IBM Security Z Security

Hi Luis, 

to be able to successfully run RACF commands, the account associated with the zSecure Alert started task (by default C2POLICE) requires the appropriate RACF administrative authorization to run the generated RACF command. Thus, depending on the RACF command that the concerning Alert generates the Alert STC ID needs something along the lines of SPECIAL, group-SPECIAL, class authority, ownership, or perhaps access to involved IRR.** profiles in the FACILLITY class. 

Best regards, Tom Zeehandelaar

Hi Luis, 

from the information that you have shared so far, it is not possible for me to further comment on it. Since I cannot review how you have configured your alert that you expect to generate a TSO-RACF action command when it is successfully triggered, I cannot explain why you are not seeing anything in WTO as you state. 
From your latest response, it seems to me that the expected RACF command is not generated when the alert is triggered. So there might be something wrong or missing in the way that you have configured your Alert. Perhaps it would be better to contact our zSecure support team to assist you in further diagnosing why/what is going wrong that does not match your expectation.

Regards, Tom   

Hi Luis,

This link might help you with what you want.

https://www.ibm.com/docs/en/zos/2.5.0?topic=phrases-delegating-authority-reset-password-any-user

Please check it out.

Best Regards

Hi David,
Thanks for your help.

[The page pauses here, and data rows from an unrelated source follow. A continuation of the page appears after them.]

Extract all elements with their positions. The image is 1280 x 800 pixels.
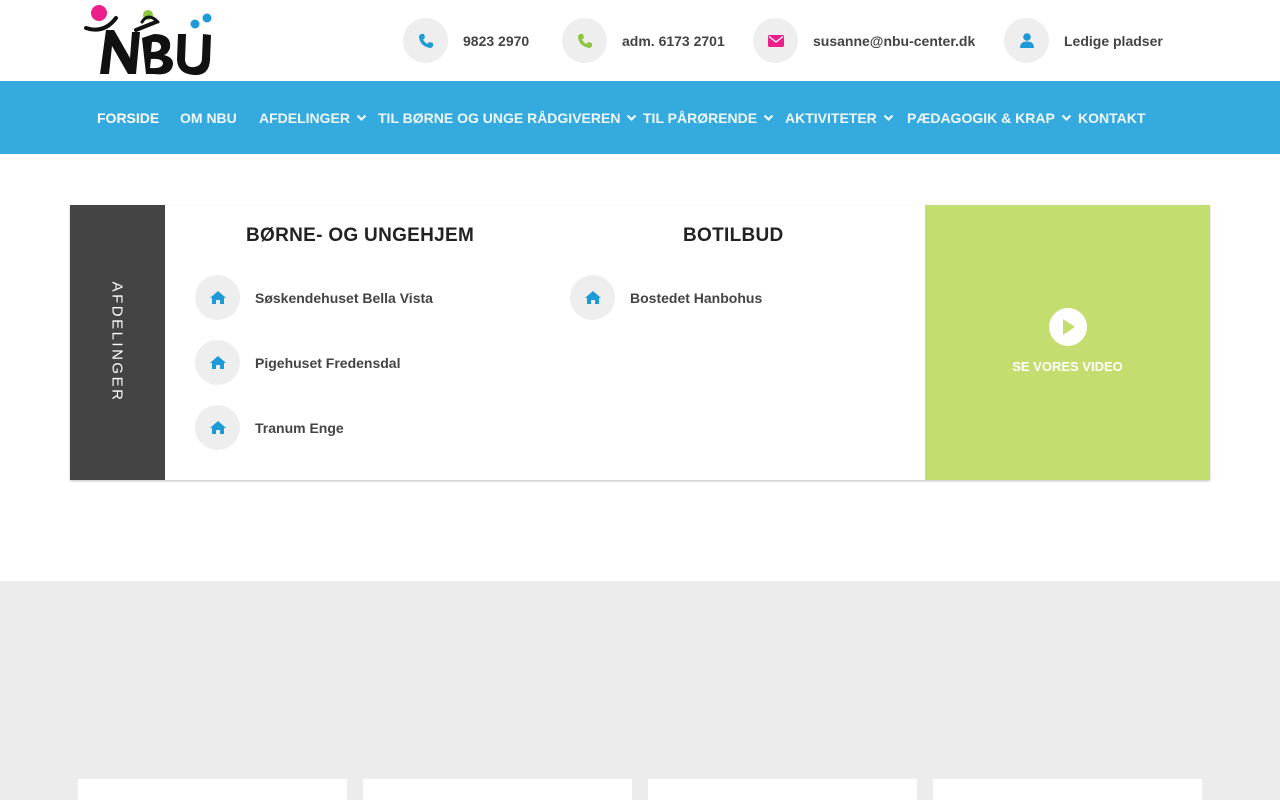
dept-link-hanbohus[interactable]: Bostedet Hanbohus <box>570 275 762 320</box>
nav-item-afdelinger[interactable]: AFDELINGER <box>259 81 367 154</box>
chevron-down-icon <box>883 114 894 122</box>
nbu-logo[interactable] <box>84 4 218 78</box>
nav-item-label: TIL PÅRØRENDE <box>643 109 758 126</box>
column-title-ungehjem: BØRNE- OG UNGEHJEM <box>246 225 475 246</box>
contact-email[interactable]: susanne@nbu-center.dk <box>753 18 975 63</box>
dept-link-label: Bostedet Hanbohus <box>630 289 763 306</box>
content-card <box>933 779 1202 800</box>
home-icon <box>195 340 240 385</box>
nav-item-label: AKTIVITETER <box>785 109 877 126</box>
contact-admin-phone-text: adm. 6173 2701 <box>622 32 725 49</box>
contact-phone[interactable]: 9823 2970 <box>403 18 529 63</box>
main-nav: FORSIDE OM NBU AFDELINGER TIL BØRNE OG U… <box>0 81 1280 154</box>
contact-phone-text: 9823 2970 <box>463 32 530 49</box>
contact-admin-phone[interactable]: adm. 6173 2701 <box>562 18 725 63</box>
home-icon <box>570 275 615 320</box>
envelope-icon <box>753 18 798 63</box>
dept-link-tranum-enge[interactable]: Tranum Enge <box>195 405 344 450</box>
top-bar: 9823 2970 adm. 6173 2701 susanne@nbu-cen… <box>0 0 1280 81</box>
phone-icon <box>403 18 448 63</box>
chevron-down-icon <box>356 114 367 122</box>
dept-link-fredensdal[interactable]: Pigehuset Fredensdal <box>195 340 400 385</box>
user-icon <box>1004 18 1049 63</box>
nav-item-label: OM NBU <box>180 109 237 126</box>
nav-item-label: AFDELINGER <box>259 109 350 126</box>
nav-item-forside[interactable]: FORSIDE <box>97 81 159 154</box>
chevron-down-icon <box>763 114 774 122</box>
content-card <box>78 779 347 800</box>
contact-email-text: susanne@nbu-center.dk <box>813 32 976 49</box>
play-icon <box>1049 308 1087 346</box>
content-card <box>363 779 632 800</box>
chevron-down-icon <box>626 114 637 122</box>
panel-side-tab: AFDELINGER <box>70 205 165 480</box>
content-card <box>648 779 917 800</box>
home-icon <box>195 405 240 450</box>
nav-item-om-nbu[interactable]: OM NBU <box>180 81 237 154</box>
nav-item-paarorende[interactable]: TIL PÅRØRENDE <box>643 81 774 154</box>
nav-item-aktiviteter[interactable]: AKTIVITETER <box>785 81 894 154</box>
lower-section <box>0 581 1280 800</box>
chevron-down-icon <box>1061 114 1072 122</box>
nav-item-kontakt[interactable]: KONTAKT <box>1078 81 1145 154</box>
dept-link-label: Tranum Enge <box>255 419 344 436</box>
video-label: SE VORES VIDEO <box>1012 359 1123 374</box>
home-icon <box>195 275 240 320</box>
nav-item-label: KONTAKT <box>1078 109 1146 126</box>
column-title-botilbud: BOTILBUD <box>683 225 784 246</box>
nav-item-label: TIL BØRNE OG UNGE RÅDGIVEREN <box>378 109 621 126</box>
dept-link-label: Søskendehuset Bella Vista <box>255 289 433 306</box>
phone-icon <box>562 18 607 63</box>
nav-item-label: FORSIDE <box>97 109 160 126</box>
nav-item-raadgiveren[interactable]: TIL BØRNE OG UNGE RÅDGIVEREN <box>378 81 637 154</box>
video-tile[interactable]: SE VORES VIDEO <box>925 205 1210 480</box>
nav-item-label: PÆDAGOGIK & KRAP <box>907 109 1055 126</box>
dept-link-label: Pigehuset Fredensdal <box>255 354 401 371</box>
dept-link-bella-vista[interactable]: Søskendehuset Bella Vista <box>195 275 433 320</box>
departments-panel: AFDELINGER BØRNE- OG UNGEHJEM BOTILBUD S… <box>70 205 1210 480</box>
contact-available-places[interactable]: Ledige pladser <box>1004 18 1163 63</box>
nav-item-paedagogik[interactable]: PÆDAGOGIK & KRAP <box>907 81 1072 154</box>
contact-available-places-text: Ledige pladser <box>1064 32 1163 49</box>
panel-side-label: AFDELINGER <box>108 281 126 403</box>
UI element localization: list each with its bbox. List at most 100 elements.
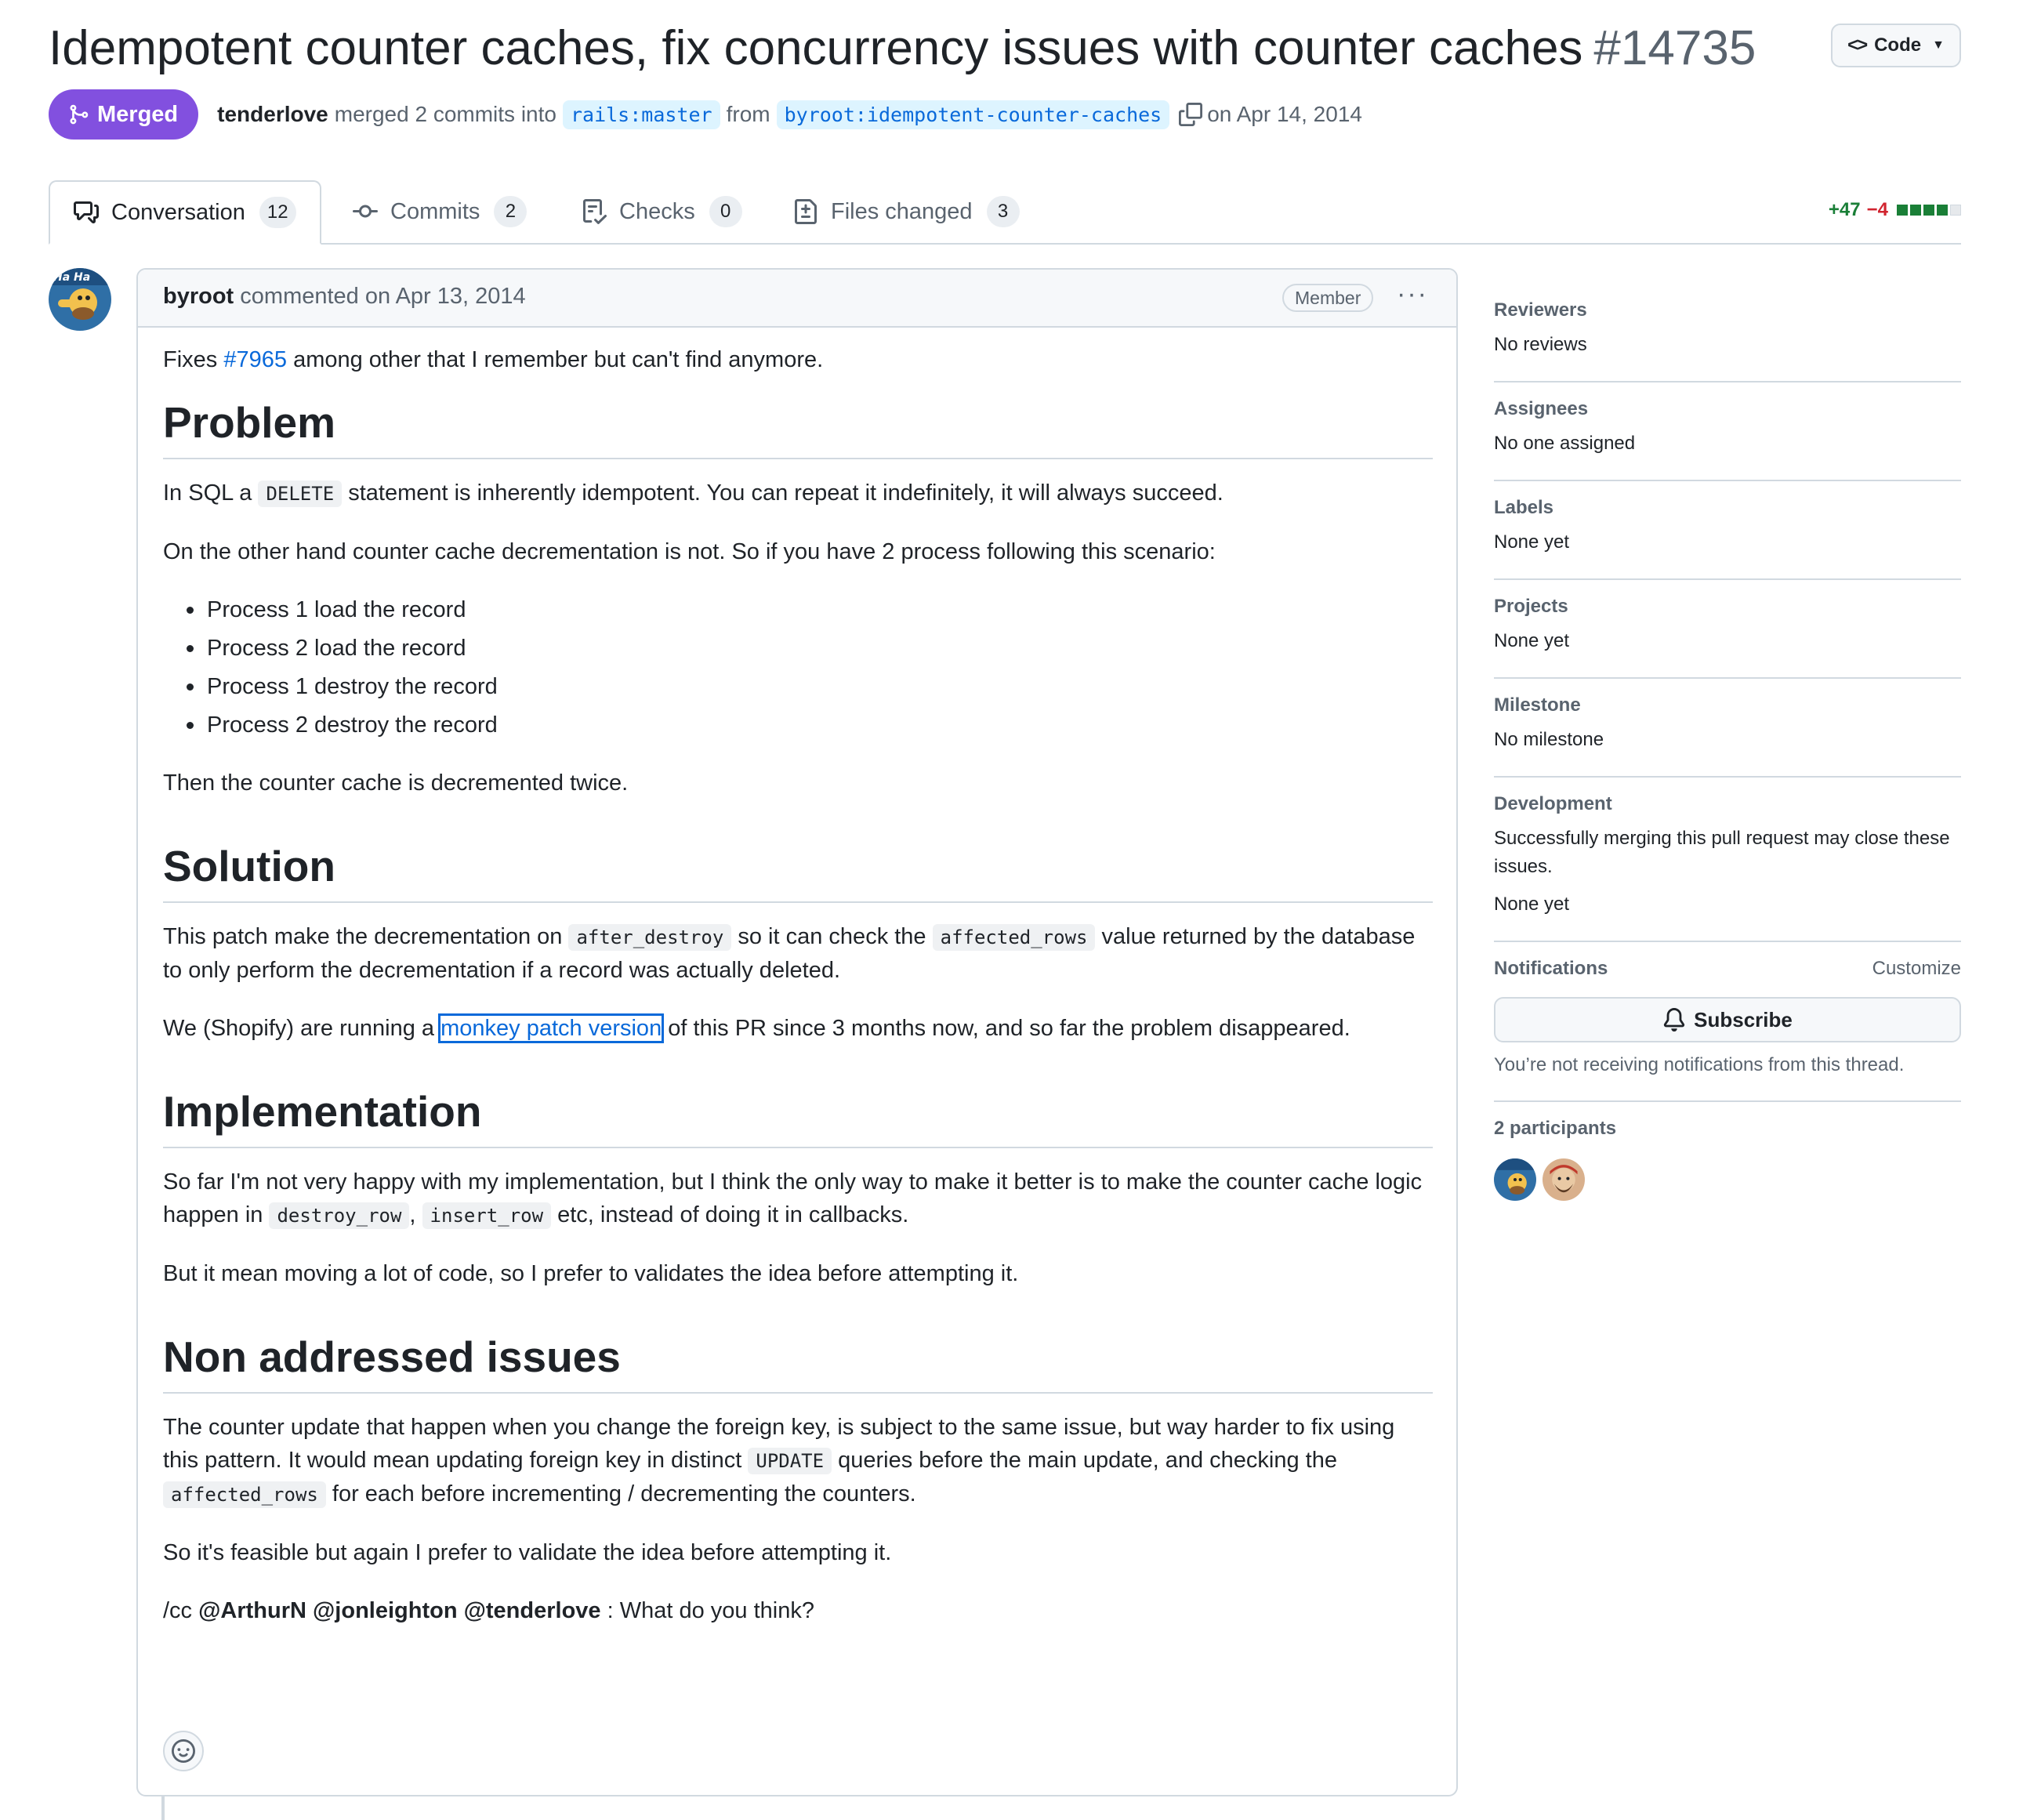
mention-arthurn[interactable]: @ArthurN [198, 1598, 306, 1623]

The account already has the permissions to run ALU RESUME, however it's not running when a revoked user alert is generated in zSecure Alert.

Best Regards

Luis

Hi Luis

I am not sure if your questions has been answered by IBM Support.  However, it seems your problem is not so much about authorization, as it is about the right specification of the alert options in SE.A.A.  When you specify a new custom alert, you have to enable Action command from the allowable destination types.  Next, when you select the alert in a set, you must type a slash or an S in front of Specify action command.  In the next panel, put a / or S in front of TSO-RACF command as shown here.  Then enter a combination of literals and fields to build your command.

When you fully configured your alert(s), use the V line command to verify the alert set.  Now check the CARLa member generated by verify in C2PCUST, the member name would be setnameV (alert set name followed by a V).  Find the NEWLIST command for the alert.  There must be a CMD parameter in the NEWLIST command, to reflect the Action command that you configured.  If there is no NEWLIST with the CMD option, you must try again to specify the alert in SE.A.A.  Read here about the CMD option.

Commands do not show up as WTOs by themselves.  For testing purposes, I would select BOTH the WTO as well as the Action command destinations.  That way you can see when the alert conditions matched an SMF record.